Straits Times: 377A debate and the rewriting of pluralism
In his weekly ‘Thinking Aloud’ column, Janadas Devan writes in response to Thio Li-Ann’s Two Tribes Go To (Cultural) War parliamentary speech which graphically calls for the retention of section 377A.
Excerpt from Thinking Aloud, October 27:
We silly fellows had also misunderstood the nature of secularism. We had thought it meant separation of religion from the state, politics and public policy. We were wrong. As Prof Thio explained trenchantly in her ‘culture war’ speech: ‘Religious views are part of our common morality. We separate ‘religion’ from ‘politics’ but not ‘religion’ from ‘public policy’ (emphasis mine).
I never knew that! I had always assumed that it was necessary to separate religion from politics as well as public policy, for it was impossible to separate public policy from politics, and both from the state. But it turns out my assumption was baseless.

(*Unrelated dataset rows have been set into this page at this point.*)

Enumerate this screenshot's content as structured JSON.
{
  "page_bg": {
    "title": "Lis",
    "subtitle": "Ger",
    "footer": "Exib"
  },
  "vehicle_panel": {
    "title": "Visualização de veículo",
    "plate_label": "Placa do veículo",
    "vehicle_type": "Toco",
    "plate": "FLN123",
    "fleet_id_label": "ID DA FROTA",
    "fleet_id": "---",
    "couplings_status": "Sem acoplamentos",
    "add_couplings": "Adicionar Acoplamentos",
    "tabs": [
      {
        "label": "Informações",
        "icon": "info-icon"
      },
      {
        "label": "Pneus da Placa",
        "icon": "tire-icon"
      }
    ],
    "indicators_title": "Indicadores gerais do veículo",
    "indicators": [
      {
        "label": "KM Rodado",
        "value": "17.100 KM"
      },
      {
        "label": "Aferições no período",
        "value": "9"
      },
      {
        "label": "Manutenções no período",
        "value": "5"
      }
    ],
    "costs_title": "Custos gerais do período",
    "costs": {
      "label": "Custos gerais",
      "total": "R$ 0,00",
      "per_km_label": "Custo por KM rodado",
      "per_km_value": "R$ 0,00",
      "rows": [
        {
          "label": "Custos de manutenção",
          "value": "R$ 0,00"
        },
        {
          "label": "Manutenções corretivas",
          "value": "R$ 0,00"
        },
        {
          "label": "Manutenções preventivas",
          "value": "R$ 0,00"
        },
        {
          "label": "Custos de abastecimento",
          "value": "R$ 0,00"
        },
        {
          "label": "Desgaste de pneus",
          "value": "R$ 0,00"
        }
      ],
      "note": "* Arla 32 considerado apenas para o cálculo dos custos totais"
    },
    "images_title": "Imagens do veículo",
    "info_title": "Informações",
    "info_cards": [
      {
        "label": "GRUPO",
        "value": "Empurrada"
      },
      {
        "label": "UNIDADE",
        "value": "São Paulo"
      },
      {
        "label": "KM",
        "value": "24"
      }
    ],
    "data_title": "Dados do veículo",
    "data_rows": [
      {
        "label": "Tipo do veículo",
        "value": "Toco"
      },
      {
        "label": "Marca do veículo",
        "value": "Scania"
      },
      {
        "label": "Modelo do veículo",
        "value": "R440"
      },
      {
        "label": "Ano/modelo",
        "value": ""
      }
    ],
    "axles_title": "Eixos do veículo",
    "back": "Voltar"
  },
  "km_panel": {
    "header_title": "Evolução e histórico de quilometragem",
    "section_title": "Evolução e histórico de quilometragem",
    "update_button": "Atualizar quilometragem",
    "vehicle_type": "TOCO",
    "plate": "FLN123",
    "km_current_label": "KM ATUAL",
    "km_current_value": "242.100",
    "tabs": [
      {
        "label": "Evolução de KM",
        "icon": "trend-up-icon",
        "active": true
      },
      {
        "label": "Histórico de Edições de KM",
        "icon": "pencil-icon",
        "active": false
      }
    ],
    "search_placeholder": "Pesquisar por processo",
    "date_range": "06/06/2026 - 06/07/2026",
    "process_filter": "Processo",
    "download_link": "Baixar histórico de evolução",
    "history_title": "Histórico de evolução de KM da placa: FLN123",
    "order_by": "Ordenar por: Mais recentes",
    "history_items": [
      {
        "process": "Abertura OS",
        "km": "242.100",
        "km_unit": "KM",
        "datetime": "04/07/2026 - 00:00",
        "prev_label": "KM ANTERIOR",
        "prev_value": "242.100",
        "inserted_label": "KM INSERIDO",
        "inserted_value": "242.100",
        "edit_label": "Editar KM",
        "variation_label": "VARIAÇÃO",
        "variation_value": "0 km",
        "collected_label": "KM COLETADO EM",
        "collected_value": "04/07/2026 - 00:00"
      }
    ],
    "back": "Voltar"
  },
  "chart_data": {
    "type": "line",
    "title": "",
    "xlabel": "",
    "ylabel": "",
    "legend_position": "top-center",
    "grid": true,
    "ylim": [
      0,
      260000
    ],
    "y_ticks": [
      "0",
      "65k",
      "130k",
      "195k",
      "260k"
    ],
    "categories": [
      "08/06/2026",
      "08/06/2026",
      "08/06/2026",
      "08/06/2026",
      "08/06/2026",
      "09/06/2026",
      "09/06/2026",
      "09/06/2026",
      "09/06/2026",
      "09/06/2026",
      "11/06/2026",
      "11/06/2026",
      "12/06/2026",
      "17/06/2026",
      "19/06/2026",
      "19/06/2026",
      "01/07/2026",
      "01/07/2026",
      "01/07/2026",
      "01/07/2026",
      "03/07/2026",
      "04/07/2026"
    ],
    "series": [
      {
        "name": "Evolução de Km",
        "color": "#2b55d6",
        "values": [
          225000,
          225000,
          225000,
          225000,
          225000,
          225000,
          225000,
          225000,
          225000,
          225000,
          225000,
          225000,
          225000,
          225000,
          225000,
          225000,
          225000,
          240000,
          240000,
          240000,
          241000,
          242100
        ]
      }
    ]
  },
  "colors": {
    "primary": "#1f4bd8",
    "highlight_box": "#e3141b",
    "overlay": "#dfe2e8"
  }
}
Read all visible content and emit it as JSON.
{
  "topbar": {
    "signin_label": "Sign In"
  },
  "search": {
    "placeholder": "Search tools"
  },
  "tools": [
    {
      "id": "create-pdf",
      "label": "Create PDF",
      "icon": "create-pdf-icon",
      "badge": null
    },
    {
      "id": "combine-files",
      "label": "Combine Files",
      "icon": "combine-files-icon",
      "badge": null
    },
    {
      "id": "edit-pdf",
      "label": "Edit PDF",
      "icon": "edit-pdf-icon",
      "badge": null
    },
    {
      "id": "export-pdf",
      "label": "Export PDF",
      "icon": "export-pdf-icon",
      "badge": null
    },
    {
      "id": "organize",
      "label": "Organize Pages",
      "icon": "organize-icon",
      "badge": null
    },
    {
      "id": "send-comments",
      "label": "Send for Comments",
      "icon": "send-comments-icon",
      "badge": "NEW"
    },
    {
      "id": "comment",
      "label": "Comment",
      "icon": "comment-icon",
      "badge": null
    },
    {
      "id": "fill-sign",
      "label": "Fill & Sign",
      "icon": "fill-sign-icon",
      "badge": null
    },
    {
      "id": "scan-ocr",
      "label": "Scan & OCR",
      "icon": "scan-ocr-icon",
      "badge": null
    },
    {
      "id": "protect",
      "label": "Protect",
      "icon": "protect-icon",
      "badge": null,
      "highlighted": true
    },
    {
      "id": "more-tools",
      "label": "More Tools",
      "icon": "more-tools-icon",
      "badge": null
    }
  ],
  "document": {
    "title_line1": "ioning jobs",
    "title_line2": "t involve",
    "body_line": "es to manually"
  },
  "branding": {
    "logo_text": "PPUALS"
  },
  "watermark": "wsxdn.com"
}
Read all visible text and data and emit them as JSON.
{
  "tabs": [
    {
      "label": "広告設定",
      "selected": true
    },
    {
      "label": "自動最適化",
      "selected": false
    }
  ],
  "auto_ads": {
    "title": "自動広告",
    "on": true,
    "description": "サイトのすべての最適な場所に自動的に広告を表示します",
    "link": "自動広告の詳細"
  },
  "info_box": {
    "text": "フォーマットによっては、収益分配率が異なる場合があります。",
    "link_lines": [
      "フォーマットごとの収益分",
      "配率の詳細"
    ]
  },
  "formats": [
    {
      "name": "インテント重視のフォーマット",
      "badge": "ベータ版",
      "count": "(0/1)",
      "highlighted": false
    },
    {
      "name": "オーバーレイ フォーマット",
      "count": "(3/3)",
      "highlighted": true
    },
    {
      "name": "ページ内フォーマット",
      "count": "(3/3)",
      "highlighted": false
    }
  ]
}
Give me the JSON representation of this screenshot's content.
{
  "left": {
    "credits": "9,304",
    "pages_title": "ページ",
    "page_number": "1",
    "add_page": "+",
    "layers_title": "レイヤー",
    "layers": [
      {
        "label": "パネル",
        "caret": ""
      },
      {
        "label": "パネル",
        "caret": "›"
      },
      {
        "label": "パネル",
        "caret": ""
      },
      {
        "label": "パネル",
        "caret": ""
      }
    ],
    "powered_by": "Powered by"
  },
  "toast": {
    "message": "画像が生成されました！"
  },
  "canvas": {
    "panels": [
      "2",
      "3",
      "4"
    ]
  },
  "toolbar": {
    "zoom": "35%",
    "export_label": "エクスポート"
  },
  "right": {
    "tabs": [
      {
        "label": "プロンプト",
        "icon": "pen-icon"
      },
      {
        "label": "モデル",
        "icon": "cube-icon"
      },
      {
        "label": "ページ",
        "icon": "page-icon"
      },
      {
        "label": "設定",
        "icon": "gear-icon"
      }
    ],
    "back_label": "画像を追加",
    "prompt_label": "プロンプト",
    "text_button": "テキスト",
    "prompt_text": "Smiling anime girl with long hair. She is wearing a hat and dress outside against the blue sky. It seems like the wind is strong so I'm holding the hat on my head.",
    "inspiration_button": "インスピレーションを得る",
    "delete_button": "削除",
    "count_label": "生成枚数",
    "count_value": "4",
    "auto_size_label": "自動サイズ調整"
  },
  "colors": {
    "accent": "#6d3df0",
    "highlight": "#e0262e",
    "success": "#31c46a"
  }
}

Jawaharlal Nehru, a Brahmin who insisted on untouchability being banned in the Indian Constitution despite the opposition of many caste Hindus, simply did not understand a thing about secularism. Bishop Desmond Tutu, a Methodist who insisted that discrimination against homosexuals be prohibited in the South African Constitution, was similarly clueless. And all those Enlightenment chaps in powdered wigs who insisted on the separation of church and state in the United States - in part, because there was no ‘common morality’ among religions - well, silly fellows, they knew nothing.